Boas Práticas na Abordagem de Rua
A ajuda ao próximo é uma forma de expressão da fé cristã, é também uma característica marcante daqueles para quem fé e obras são inseparáveis. Ao longo dos anos, ações em favor dos necessitados têm sido marcadas pelo auxílio emergencial. São ações extremamente necessárias, mas que não levam a soluções para situações de vulnerabilidade social cujas causas são estruturais e, portanto, comuns, sempre presentes no dia-a-dia. Em outras palavras, se o bom samaritano tivesse parado
Samily e crianças de sua comunidade
para socorrer o homem vítima de salteadores cuidando dos seus ferimentos de maneira superficial, entregando-lhe dez reais e depois seguisse o seu caminho, isso seria assistencialismo. Sabemos que a narrativa do Mestre foi bem diferente. Ele fala, na verdade, da restauração da dignidade dessa vítima de violência com ações para além do primeiro encontro na estrada de Jerusalém para Jericó.

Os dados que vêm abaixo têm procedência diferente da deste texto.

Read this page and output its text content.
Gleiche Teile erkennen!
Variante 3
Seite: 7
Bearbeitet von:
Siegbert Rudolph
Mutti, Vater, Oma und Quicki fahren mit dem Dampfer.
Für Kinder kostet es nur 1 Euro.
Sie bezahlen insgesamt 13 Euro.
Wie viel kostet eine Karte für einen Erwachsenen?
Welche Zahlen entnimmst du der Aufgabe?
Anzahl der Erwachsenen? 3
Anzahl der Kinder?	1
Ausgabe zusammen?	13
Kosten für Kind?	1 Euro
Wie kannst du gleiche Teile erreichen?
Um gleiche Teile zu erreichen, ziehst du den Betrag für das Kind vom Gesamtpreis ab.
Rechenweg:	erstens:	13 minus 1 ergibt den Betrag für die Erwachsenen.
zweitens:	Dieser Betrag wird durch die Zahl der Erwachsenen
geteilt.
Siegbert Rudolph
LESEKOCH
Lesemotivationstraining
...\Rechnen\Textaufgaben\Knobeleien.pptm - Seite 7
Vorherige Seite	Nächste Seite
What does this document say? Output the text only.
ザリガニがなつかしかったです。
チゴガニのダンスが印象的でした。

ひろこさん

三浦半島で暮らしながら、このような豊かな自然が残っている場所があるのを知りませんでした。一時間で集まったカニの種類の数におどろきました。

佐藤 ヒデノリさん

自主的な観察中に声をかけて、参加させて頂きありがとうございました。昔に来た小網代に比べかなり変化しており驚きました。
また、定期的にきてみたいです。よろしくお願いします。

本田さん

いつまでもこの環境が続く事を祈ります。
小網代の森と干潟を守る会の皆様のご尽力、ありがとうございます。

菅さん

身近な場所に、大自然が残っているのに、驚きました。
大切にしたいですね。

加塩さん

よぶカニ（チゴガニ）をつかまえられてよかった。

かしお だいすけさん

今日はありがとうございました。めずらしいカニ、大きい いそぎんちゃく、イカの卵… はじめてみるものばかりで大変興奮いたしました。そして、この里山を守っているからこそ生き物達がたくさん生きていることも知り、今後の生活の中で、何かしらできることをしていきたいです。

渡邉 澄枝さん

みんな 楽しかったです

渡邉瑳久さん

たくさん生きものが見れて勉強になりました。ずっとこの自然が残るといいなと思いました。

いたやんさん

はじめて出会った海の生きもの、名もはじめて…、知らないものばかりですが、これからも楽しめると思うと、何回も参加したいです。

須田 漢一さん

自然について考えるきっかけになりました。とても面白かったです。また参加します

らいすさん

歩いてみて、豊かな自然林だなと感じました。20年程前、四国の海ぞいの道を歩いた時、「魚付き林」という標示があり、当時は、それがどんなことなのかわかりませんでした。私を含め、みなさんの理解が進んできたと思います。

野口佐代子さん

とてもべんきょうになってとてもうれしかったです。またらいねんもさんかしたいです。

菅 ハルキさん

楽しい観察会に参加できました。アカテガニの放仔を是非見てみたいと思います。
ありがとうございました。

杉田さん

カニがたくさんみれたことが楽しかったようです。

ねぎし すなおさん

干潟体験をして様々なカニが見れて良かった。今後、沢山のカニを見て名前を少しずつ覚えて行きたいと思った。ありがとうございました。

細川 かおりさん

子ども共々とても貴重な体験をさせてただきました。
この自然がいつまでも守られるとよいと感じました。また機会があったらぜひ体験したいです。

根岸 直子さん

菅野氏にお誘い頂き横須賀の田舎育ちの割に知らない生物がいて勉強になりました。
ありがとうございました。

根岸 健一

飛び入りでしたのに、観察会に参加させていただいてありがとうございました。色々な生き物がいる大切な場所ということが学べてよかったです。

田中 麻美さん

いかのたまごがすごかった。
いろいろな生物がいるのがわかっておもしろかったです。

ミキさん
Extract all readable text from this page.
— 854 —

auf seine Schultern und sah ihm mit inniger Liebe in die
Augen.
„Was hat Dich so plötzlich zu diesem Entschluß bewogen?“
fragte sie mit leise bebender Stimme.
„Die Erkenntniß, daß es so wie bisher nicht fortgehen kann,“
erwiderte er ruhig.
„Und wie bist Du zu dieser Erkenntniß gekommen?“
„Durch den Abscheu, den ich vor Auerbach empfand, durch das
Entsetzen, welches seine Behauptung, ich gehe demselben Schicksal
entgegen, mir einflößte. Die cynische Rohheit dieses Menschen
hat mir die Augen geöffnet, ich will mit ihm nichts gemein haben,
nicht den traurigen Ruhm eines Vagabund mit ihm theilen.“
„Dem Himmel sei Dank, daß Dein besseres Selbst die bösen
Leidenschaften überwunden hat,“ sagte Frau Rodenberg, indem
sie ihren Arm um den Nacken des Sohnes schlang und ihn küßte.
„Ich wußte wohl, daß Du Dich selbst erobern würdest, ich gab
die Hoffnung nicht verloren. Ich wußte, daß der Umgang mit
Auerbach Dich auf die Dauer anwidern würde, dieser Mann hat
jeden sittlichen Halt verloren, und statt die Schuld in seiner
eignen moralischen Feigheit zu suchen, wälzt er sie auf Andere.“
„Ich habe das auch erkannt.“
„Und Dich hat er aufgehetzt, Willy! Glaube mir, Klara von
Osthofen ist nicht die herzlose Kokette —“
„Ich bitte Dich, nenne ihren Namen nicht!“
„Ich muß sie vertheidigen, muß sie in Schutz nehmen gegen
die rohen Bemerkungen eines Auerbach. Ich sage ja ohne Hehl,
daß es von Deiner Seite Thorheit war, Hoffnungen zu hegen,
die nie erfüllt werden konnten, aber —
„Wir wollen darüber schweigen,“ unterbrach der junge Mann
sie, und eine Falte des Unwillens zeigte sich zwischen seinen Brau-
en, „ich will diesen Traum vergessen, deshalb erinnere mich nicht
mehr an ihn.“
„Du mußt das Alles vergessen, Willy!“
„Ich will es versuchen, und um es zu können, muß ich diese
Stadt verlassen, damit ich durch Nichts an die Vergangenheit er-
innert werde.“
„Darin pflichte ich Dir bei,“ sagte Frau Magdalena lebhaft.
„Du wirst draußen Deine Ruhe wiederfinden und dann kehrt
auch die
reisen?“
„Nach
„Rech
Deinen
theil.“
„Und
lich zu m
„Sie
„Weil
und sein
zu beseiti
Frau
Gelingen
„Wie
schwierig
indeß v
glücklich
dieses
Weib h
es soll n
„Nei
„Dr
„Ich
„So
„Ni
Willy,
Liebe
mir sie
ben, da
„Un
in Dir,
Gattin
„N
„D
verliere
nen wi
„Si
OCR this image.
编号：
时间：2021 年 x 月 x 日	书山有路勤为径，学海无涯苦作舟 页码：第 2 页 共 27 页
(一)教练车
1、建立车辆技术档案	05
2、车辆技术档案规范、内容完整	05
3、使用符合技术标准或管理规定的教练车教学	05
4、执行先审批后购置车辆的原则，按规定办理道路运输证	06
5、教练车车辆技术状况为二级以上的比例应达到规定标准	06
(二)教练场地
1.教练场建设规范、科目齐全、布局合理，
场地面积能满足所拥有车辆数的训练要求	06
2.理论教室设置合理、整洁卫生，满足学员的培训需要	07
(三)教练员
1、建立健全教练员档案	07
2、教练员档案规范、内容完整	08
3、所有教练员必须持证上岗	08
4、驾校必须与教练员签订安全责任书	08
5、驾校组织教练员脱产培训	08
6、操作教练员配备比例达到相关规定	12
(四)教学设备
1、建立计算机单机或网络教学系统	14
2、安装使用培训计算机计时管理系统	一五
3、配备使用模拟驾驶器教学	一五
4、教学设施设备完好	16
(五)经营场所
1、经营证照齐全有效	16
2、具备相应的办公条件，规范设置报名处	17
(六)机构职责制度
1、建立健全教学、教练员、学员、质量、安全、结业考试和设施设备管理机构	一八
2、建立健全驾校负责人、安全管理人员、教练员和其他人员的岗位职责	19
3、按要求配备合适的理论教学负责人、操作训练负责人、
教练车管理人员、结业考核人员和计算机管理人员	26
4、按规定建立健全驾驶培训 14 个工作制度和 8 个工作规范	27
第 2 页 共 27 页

A exclusão social e a pobreza sempre foram parte das inquietações dos cristãos através dos séculos. Foi para lutar contra a triste realidade social de crianças e adolescentes em situação de rua em Recife, PE, que uma jovem se levantou com ideias para mudar a forma como os ministérios de ajuda trabalhavam naquela cidade. Ela começou assim, uma pequena revolução ao incentivar uma nova maneira de pensar e exercer compaixão e misericórdia. A educadora Samily Marques de Lira, 32 anos, percebeu o isolamento em que os trabalhos de rua das igrejas evangélicas estavam e teve uma ideia ousada: conectar todos que desenvolviam ações de assistência às populações de rua e oferecer uma formação que potencializasse a prática desses ministérios.
Boas práticas na prática
O primeiro passo foi conhecer de perto quem estava desenvolvendo algum trabalho de assistência nas ruas do Recife. Depois de mapear, foram realizadas reuniões que focavam as características e potencial de cada ministério. Uma integração dos grupos foi provocada e foi identificada a necessidade de desenvolver uma formação integrada que foi realizada através da Rede Mãos Que Ajudam.1 Cerca de 40 pessoas, representando 16 ministérios, participaram da capacitação baseada em três pilares: o político, o social e o teológico. Este conteúdo foi dividido em quatro módulos. Na área política, foram convidados representantes da Escola de Conselhos de Pernambuco, que agrega profissionais que atuam no Sistema de Garantia de Direitos da Criança e do Adolescente. A capacitação na área social ficou por conta de representantes do Instituto de Assistência Social e Cidadania (IASC) da prefeitura do Recife. E na área teológica foram convidados representantes da Jocum e do Pão da Vida. Após a formação, já era possível perceber alguns frutos: uma sensibilidade maior pela criança e adolescente como população com o mais alto nível de vulnerabilidade social; um posicionamento dos obreiros não mais como voluntários (algo muito amplo), mas como educadores sociais; e a percepção da necessidade de um trabalho mais efetivo. “Abrimos o diálogo entre os ministérios e entre estes e o poder público. O objetivo era o fim do isolamento e o começo do trabalho em rede com empoderamento e protagonismo da igreja na cidade”, conta Samily. Para a educadora, as igrejas precisam colocar-se como lugar permanente de acolhimento, aberto à população socialmente vulnerável, sobretudo às crianças e adolescentes, e tornarem-se referência na ajuda ao próximo: “Precisamos nos capacitar para abrir as portas dos nossos templos e fazer justiça aos pobres e aos necessitados conforme a Bíblia nos ordena: ‘Abre a boca a favor do mudo, pelo direito de todos os que se acham desamparados’ (Pv 31.8-9)”.
Nota 1. A Rede Mãos que Ajudam reúne organizações sociais cristãs da cidade de Recife que atuam com crianças e adolescentes em situação de vulnerabilidade social.